California State Teachers' Retirement System plans to engage gunmakers and retailers about illegal firearm sales in California rather than immediately divesting from those companies.
The pension fund's board unanimously approved the plan on May 9. CalSTRS, which oversees a portfolio valued at $222.5 billion, will prioritize engaging with companies making or selling firearms, and may look to divest from such investments down the road.
"This plan advances a more public approach, to leverage the public pressure that has been mounting in this country in response to recent tragic gun violence," CalSTRS Investment Committee Chair Harry Keiley said in a statement.

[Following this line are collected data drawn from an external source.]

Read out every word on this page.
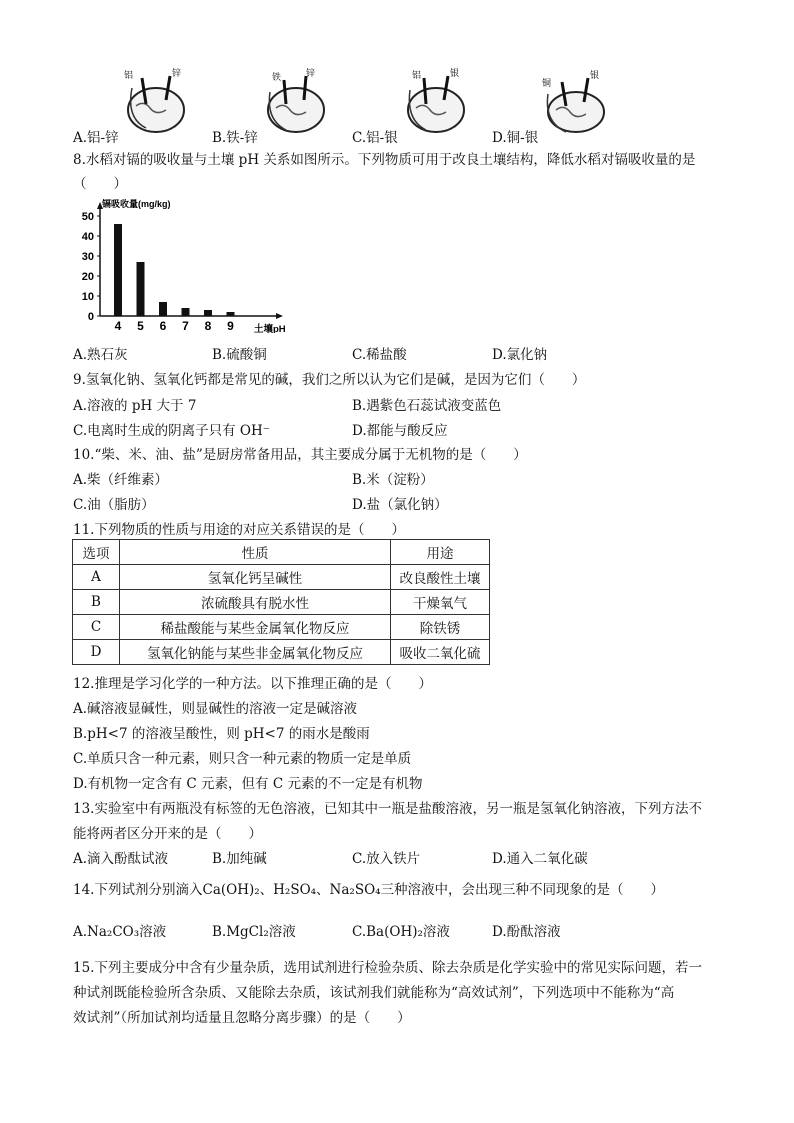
铝	锌	铁	锌	铝	银
铜
银
A.铝-锌	B.铁-锌	C.铝-银	D.铜-银
8.水稻对镉的吸收量与土壤 pH 关系如图所示。下列物质可用于改良土壤结构，降低水稻对镉吸收量的是
（　　）
0
10
20
30
40
50
4 5 6 7 8 9
镉吸收量(mg/kg)
土壤pH
A.熟石灰	B.硫酸铜	C.稀盐酸	D.氯化钠
9.氢氧化钠、氢氧化钙都是常见的碱，我们之所以认为它们是碱，是因为它们（　　）
A.溶液的 pH 大于 7	B.遇紫色石蕊试液变蓝色
C.电离时生成的阴离子只有 OH⁻	D.都能与酸反应
10.“柴、米、油、盐”是厨房常备用品，其主要成分属于无机物的是（　　）
A.柴（纤维素）	B.米（淀粉）
C.油（脂肪）	D.盐（氯化钠）
11.下列物质的性质与用途的对应关系错误的是（　　）
选项	性质	用途
A	氢氧化钙呈碱性	改良酸性土壤
B	浓硫酸具有脱水性	干燥氧气
C	稀盐酸能与某些金属氧化物反应	除铁锈
D	氢氧化钠能与某些非金属氧化物反应	吸收二氧化硫
12.推理是学习化学的一种方法。以下推理正确的是（　　）
A.碱溶液显碱性，则显碱性的溶液一定是碱溶液
B.pH<7 的溶液呈酸性，则 pH<7 的雨水是酸雨
C.单质只含一种元素，则只含一种元素的物质一定是单质
D.有机物一定含有 C 元素，但有 C 元素的不一定是有机物
13.实验室中有两瓶没有标签的无色溶液，已知其中一瓶是盐酸溶液，另一瓶是氢氧化钠溶液，下列方法不
能将两者区分开来的是（　　）
A.滴入酚酞试液	B.加纯碱	C.放入铁片	D.通入二氧化碳
14.下列试剂分别滴入Ca(OH)₂、H₂SO₄、Na₂SO₄三种溶液中，会出现三种不同现象的是（　　）
A.Na₂CO₃溶液	B.MgCl₂溶液	C.Ba(OH)₂溶液	D.酚酞溶液
15.下列主要成分中含有少量杂质，选用试剂进行检验杂质、除去杂质是化学实验中的常见实际问题，若一
种试剂既能检验所含杂质、又能除去杂质，该试剂我们就能称为“高效试剂”，下列选项中不能称为“高
效试剂”（所加试剂均适量且忽略分离步骤）的是（　　）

By engaging with retailers such as Walmart Inc., Kroger Co. and Dick's Sporting Goods Inc., CalSTRS joins a growing number of U.S. financial companies and organizations that have become more critical of the manufacture and sale of firearms.
The uproar against gunmakers and retailers was sparked in February when a school shooting in Parkland, Fla., left 17 dead. Since then, assets managers including BlackRock Inc., Vanguard Group Inc. and State Street Global Advisors Ltd., revealed their intentions to also engage gunmakers and firearm retailers.
Big banks have also taken action against such companies. In March, Citigroup Inc. put new restrictions on its business customers that sell guns. A month later, Bank of America Corp. said it would stop lending to companies manufacturing assault-style guns used outside of the military.
CalSTRS had already taken action to rid its portfolio of investments in gunmakers. Following the Sandy Hook Elementary School shooting in 2012, the pension fund began divesting investments in two publicly traded U.S. gun manufacturers, CalSTRS said. Most recently, the pension fund said it liquidated its investments in Vista Outdoor Inc. in February after the company added a line of firearms that violated CalSTRS' policy.
For months, the pension fund has faced pressure to divest its holdings in companies selling assault weapons and bump stocks. California State Treasurer John Chiang, a Democratic candidate in California's 2018 gubernatorial race, urged CalSTRS and California Public Employees' Retirement System to divest from companies that sell them.
CalSTRS' decision could ultimately lead the pension fund's board to divest the holdings, if the talks do not go well, CalSTRS said in its statement.
At the end of 2017, CalSTRS held more than 2 million shares of Walmart stock, more than 1 million shares of Kroger stock and a little more than 100,000 shares of Dick's stock, according to S&P Global Market Intelligence data.